This page walks through the smallest realistic end-to-end logdag analysis, using the sample SSH log data bundled in the tutorial/ directory of the logdag repository.

The tutorial uses a 2,000-line SSH log excerpt from loghub (SSH_2k.log). It requires amulog to be installed. See Installation if you have not installed logdag yet.

For background on what each step does in the full pipeline, see Overview and Pipeline. For deeper detail on configuration options see Configuration, and for DAG generation details see Generating DAGs.

Overview of the steps

1. Build an amulog DB   (amulog db-make)
2. Write a logdag config file
3. Build the time-series feature DB   (python -m logdag.source make-evdb-log-all)
4. Estimate causal DAGs   (python -m logdag make-dag)
5. Show results   (python -m logdag show-list / show-subgraphs)

Step 0 — Prerequisites

You need:

  • logdag installed (including amulog and pcalg). See Installation.
  • The tutorial/ directory from the logdag repository (contains SSH_2k.log, ssh_amulog.conf, ssh_logdag.conf, and a log2seq parser script ssh_parser.py).

Change into the tutorial/ directory before running the commands below.

Step 1 — Build the amulog database

logdag reads log events from an amulog database. Build it from the sample SSH log file with:

amulog db-make -c ssh_amulog.conf

After this command finishes, verify the database with:

amulog show-db-info -c ssh_amulog.conf

Expected output:

[DB status]
Registered log lines : 2000
Term : 2022-12-10 06:55:46+09:00 - 2022-12-10 11:04:45+09:00
Log templates : 23
Log template groups : 23
Hosts : 1

This tells you there are 2,000 log lines from one host (LabSZ), classified into 23 log-template groups.

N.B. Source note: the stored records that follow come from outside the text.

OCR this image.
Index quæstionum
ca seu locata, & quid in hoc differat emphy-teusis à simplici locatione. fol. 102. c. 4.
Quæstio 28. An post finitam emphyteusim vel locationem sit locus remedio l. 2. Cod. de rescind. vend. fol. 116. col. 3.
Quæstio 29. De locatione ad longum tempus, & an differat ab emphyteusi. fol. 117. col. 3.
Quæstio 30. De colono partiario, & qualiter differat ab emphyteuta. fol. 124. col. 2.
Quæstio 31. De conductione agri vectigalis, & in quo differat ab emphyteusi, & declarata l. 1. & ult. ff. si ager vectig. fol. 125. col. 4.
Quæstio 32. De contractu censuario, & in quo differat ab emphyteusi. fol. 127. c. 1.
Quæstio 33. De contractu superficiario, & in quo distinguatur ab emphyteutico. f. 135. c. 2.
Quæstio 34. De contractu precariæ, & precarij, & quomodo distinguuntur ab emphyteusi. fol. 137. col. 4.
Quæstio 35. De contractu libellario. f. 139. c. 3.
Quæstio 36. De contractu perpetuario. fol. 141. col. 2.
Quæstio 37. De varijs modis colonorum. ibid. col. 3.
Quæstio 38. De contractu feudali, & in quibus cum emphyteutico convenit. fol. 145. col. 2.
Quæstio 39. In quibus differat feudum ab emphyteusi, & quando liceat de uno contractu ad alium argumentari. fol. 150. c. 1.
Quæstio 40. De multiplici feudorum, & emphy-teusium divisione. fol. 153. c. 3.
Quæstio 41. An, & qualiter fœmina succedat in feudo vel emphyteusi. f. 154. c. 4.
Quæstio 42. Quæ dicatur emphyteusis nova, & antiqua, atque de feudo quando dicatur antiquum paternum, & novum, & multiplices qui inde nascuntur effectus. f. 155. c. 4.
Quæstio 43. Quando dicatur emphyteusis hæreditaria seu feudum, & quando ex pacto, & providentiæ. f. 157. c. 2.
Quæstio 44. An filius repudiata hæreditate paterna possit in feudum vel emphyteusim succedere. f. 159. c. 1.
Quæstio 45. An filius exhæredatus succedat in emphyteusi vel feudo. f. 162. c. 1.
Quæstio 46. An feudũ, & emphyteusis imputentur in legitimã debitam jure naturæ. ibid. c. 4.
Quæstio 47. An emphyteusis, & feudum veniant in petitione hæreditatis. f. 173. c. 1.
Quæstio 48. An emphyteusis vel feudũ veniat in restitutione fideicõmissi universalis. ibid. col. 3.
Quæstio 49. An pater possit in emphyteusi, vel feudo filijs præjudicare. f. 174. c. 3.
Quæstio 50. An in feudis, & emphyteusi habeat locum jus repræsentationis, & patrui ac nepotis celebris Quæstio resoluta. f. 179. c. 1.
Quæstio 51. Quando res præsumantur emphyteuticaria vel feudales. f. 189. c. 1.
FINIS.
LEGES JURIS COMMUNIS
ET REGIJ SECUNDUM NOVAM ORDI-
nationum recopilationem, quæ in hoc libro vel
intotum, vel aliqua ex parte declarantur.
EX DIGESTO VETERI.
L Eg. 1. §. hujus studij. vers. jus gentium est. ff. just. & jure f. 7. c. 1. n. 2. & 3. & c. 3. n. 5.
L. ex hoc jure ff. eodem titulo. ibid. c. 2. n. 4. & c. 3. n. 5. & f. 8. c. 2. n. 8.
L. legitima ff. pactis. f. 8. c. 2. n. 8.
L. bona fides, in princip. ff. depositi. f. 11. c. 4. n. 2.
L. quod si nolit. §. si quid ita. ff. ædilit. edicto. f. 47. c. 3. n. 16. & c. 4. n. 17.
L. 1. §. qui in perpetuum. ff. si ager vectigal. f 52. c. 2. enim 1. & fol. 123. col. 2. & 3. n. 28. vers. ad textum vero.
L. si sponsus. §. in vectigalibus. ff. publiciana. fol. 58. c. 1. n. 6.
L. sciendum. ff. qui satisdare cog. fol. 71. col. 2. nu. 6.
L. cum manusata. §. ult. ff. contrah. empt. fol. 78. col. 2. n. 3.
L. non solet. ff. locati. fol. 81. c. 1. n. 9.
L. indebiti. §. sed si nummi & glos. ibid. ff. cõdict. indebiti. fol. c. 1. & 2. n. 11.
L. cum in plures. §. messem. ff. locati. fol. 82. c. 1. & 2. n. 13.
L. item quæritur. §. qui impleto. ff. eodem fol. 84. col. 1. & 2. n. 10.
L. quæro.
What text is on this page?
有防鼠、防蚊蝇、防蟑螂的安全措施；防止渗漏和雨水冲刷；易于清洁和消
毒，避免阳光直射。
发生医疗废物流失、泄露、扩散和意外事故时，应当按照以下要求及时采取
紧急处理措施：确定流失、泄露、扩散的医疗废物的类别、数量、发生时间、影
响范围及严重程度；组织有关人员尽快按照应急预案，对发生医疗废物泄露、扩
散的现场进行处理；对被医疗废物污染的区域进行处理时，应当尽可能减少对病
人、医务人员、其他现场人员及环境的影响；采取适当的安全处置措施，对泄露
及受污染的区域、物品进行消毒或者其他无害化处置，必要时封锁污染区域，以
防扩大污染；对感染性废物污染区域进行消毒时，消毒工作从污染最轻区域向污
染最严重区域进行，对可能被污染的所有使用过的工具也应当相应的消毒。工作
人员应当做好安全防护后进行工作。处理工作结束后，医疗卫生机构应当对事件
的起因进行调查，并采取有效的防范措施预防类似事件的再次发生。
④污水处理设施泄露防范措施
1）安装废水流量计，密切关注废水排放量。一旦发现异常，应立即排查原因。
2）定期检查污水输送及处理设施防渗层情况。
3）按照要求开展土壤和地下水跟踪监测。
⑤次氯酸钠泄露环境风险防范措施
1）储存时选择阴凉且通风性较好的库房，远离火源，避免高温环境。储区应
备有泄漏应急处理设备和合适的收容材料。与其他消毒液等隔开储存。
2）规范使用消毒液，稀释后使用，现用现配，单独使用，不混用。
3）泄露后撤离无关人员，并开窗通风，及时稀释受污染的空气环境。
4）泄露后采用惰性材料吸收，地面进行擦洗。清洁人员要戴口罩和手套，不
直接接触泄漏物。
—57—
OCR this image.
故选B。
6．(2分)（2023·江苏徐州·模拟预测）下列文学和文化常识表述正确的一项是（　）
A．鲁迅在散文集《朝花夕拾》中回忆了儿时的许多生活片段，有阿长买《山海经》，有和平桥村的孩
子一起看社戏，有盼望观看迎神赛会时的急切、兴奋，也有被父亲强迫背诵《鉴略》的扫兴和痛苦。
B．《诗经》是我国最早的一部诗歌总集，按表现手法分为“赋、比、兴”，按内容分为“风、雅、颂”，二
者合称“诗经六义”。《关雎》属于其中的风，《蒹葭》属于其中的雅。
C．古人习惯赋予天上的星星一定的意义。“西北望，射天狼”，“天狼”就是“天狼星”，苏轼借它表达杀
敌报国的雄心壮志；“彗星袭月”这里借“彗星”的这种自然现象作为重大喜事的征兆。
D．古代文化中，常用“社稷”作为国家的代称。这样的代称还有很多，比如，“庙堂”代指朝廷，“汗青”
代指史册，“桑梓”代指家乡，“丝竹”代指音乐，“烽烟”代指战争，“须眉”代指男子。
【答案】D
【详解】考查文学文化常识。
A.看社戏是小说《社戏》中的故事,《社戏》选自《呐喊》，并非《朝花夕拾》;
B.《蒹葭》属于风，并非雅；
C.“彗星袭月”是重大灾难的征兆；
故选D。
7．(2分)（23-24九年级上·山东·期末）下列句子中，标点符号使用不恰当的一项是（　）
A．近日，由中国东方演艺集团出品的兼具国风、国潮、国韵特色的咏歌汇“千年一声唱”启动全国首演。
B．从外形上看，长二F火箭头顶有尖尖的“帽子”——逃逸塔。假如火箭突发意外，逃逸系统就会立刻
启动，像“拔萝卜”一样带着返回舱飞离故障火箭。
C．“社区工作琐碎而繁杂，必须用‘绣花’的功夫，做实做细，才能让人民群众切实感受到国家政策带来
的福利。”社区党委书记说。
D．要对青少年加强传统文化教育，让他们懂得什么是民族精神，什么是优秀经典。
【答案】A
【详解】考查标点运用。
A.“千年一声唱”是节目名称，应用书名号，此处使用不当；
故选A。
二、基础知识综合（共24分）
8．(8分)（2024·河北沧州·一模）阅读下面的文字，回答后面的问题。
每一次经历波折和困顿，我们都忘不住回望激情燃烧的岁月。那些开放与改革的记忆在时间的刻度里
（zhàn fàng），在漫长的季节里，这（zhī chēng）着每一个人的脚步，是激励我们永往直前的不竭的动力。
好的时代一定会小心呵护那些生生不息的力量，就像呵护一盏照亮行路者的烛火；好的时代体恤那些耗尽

These template groups become the nodes in the causal DAG.

Step 2 — The logdag config file

The tutorial ships with a ready-to-use config file ssh_logdag.conf. Here is what the key sections look like:

[general]
# Date range to match the sample data
evdb_whole_term = 2022-12-10 00:00:00, 2022-12-11 00:00:00
evdb_unit_term  = 24h
evdb_unit_diff  = 24h
evdb_binsize    = 1m
log_source      = amulog
evdb            = sql          # SQLite3 feature DB (no extra install needed)

[database_amulog]
source_conf = ssh_amulog.conf  # path to the amulog config
event_gid   = ltid             # use log-template ID as event group ID

[database_sql]
database         = sqlite3
sqlite3_filename = ssh_logdag.db

[dag]
# Same date range as [general]
whole_term      = 2022-12-10 00:00:00, 2022-12-11 00:00:00
source          = log
area            = all
unit_term       = 24h
unit_diff       = 24h
ci_func         = gsq          # G-squared test for binary/discrete data
cause_algorithm = pc           # PC algorithm (default)
output_dir      = ssh_result
output_dag_format = json

The [database_amulog] section points to the amulog config (source_conf). That is how logdag locates the log event database built in Step 1.

For your own data you would adjust the evdb_whole_term and whole_term date ranges to match your log data, and update source_conf to point to your amulog config file. See Configuration for all options and Configuration Options for the full reference.

Step 3 — Build the time-series feature database

logdag first converts the raw log events into a time-series feature database (evdb). This is done with the logdag.source sub-tool:

python -m logdag.source make-evdb-log-all -c ssh_logdag.conf

This command reads occurrence-time sequences from the amulog DB, applies filters (periodicity removal, linear-trend removal as configured in [filter]), and stores the resulting per-(host × log-template) time series in ssh_logdag.db (SQLite3).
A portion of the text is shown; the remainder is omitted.